Makes 12 servings (1/2 cup each)
Make the Most of This Recipe With Tips From The Betty Crocker® Kitchens
*To toast pecans, sprinkle in ungreased heavy skillet. Cook over medium heat 5 to 7 minutes, stirring frequently until pecans begin to brown, then stirring constantly until light brown.

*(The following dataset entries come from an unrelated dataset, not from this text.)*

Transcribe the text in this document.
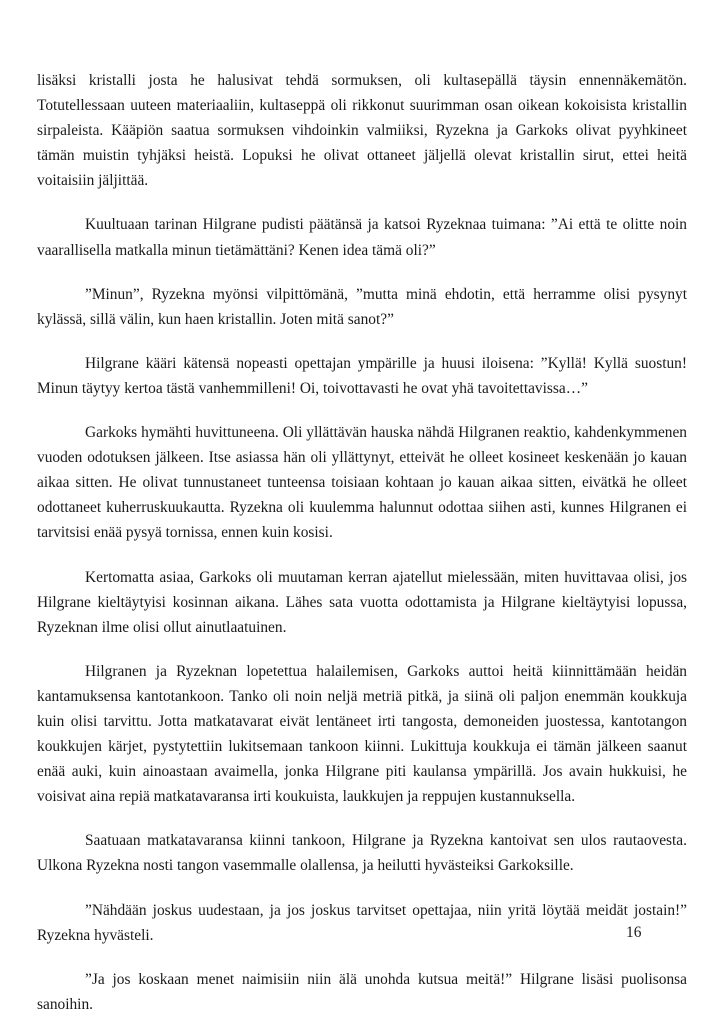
lisäksi kristalli josta he halusivat tehdä sormuksen, oli kultasepällä täysin ennennäkemätön. Totutellessaan uuteen materiaaliin, kultaseppä oli rikkonut suurimman osan oikean kokoisista kristallin sirpaleista. Kääpiön saatua sormuksen vihdoinkin valmiiksi, Ryzekna ja Garkoks olivat pyyhkineet tämän muistin tyhjäksi heistä. Lopuksi he olivat ottaneet jäljellä olevat kristallin sirut, ettei heitä voitaisiin jäljittää.

Kuultuaan tarinan Hilgrane pudisti päätänsä ja katsoi Ryzeknaa tuimana: ”Ai että te olitte noin vaarallisella matkalla minun tietämättäni? Kenen idea tämä oli?”

”Minun”, Ryzekna myönsi vilpittömänä, ”mutta minä ehdotin, että herramme olisi pysynyt kylässä, sillä välin, kun haen kristallin. Joten mitä sanot?”

Hilgrane kääri kätensä nopeasti opettajan ympärille ja huusi iloisena: ”Kyllä! Kyllä suostun! Minun täytyy kertoa tästä vanhemmilleni! Oi, toivottavasti he ovat yhä tavoitettavissa…”

Garkoks hymähti huvittuneena. Oli yllättävän hauska nähdä Hilgranen reaktio, kahdenkymmenen vuoden odotuksen jälkeen. Itse asiassa hän oli yllättynyt, etteivät he olleet kosineet keskenään jo kauan aikaa sitten. He olivat tunnustaneet tunteensa toisiaan kohtaan jo kauan aikaa sitten, eivätkä he olleet odottaneet kuherruskuukautta. Ryzekna oli kuulemma halunnut odottaa siihen asti, kunnes Hilgranen ei tarvitsisi enää pysyä tornissa, ennen kuin kosisi.

Kertomatta asiaa, Garkoks oli muutaman kerran ajatellut mielessään, miten huvittavaa olisi, jos Hilgrane kieltäytyisi kosinnan aikana. Lähes sata vuotta odottamista ja Hilgrane kieltäytyisi lopussa, Ryzeknan ilme olisi ollut ainutlaatuinen.

Hilgranen ja Ryzeknan lopetettua halailemisen, Garkoks auttoi heitä kiinnittämään heidän kantamuksensa kantotankoon. Tanko oli noin neljä metriä pitkä, ja siinä oli paljon enemmän koukkuja kuin olisi tarvittu. Jotta matkatavarat eivät lentäneet irti tangosta, demoneiden juostessa, kantotangon koukkujen kärjet, pystytettiin lukitsemaan tankoon kiinni. Lukittuja koukkuja ei tämän jälkeen saanut enää auki, kuin ainoastaan avaimella, jonka Hilgrane piti kaulansa ympärillä. Jos avain hukkuisi, he voisivat aina repiä matkatavaransa irti koukuista, laukkujen ja reppujen kustannuksella.

Saatuaan matkatavaransa kiinni tankoon, Hilgrane ja Ryzekna kantoivat sen ulos rautaovesta. Ulkona Ryzekna nosti tangon vasemmalle olallensa, ja heilutti hyvästeiksi Garkoksille.

”Nähdään joskus uudestaan, ja jos joskus tarvitset opettajaa, niin yritä löytää meidät jostain!” Ryzekna hyvästeli.

”Ja jos koskaan menet naimisiin niin älä unohda kutsua meitä!” Hilgrane lisäsi puolisonsa sanoihin.

16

When selecting butternut squash, look for those that have hard, tough rinds and are heavy for their size. Peeling the squash will be easier if you first microwave it on High for 3 minutes.
Tip
Substitute apple pie spice for the cinnamon and nutmeg.

Nutrition Information:

1 Serving (1 Serving)
  • Calories 100
    • (Calories from Fat 35),
  • Total Fat 3 1/2g
    • (Saturated Fat 1 1/2g,
    • Trans Fat 0g),
  • Cholesterol 5mg;
  • Sodium 15mg;
  • Total Carbohydrate 17g
    • (Dietary Fiber 1g,
    • Sugars 11g),
  • Protein 1g;
Percent Daily Value*:
    Exchanges:
    • 1/2 Starch;
    • 0 Fruit;
    • 1/2 Other Carbohydrate;
    • 0 Skim Milk;
    • 0 Low-Fat Milk;
    • 0 Milk;
    • 0 Vegetable;
    • 0 Very Lean Meat;
    • 0 Lean Meat;
    • 0 High-Fat Meat;
    • 1/2 Fat;
    Carbohydrate Choices:
    • 1;
    *Percent Daily Values are based on a 2,000 calorie diet.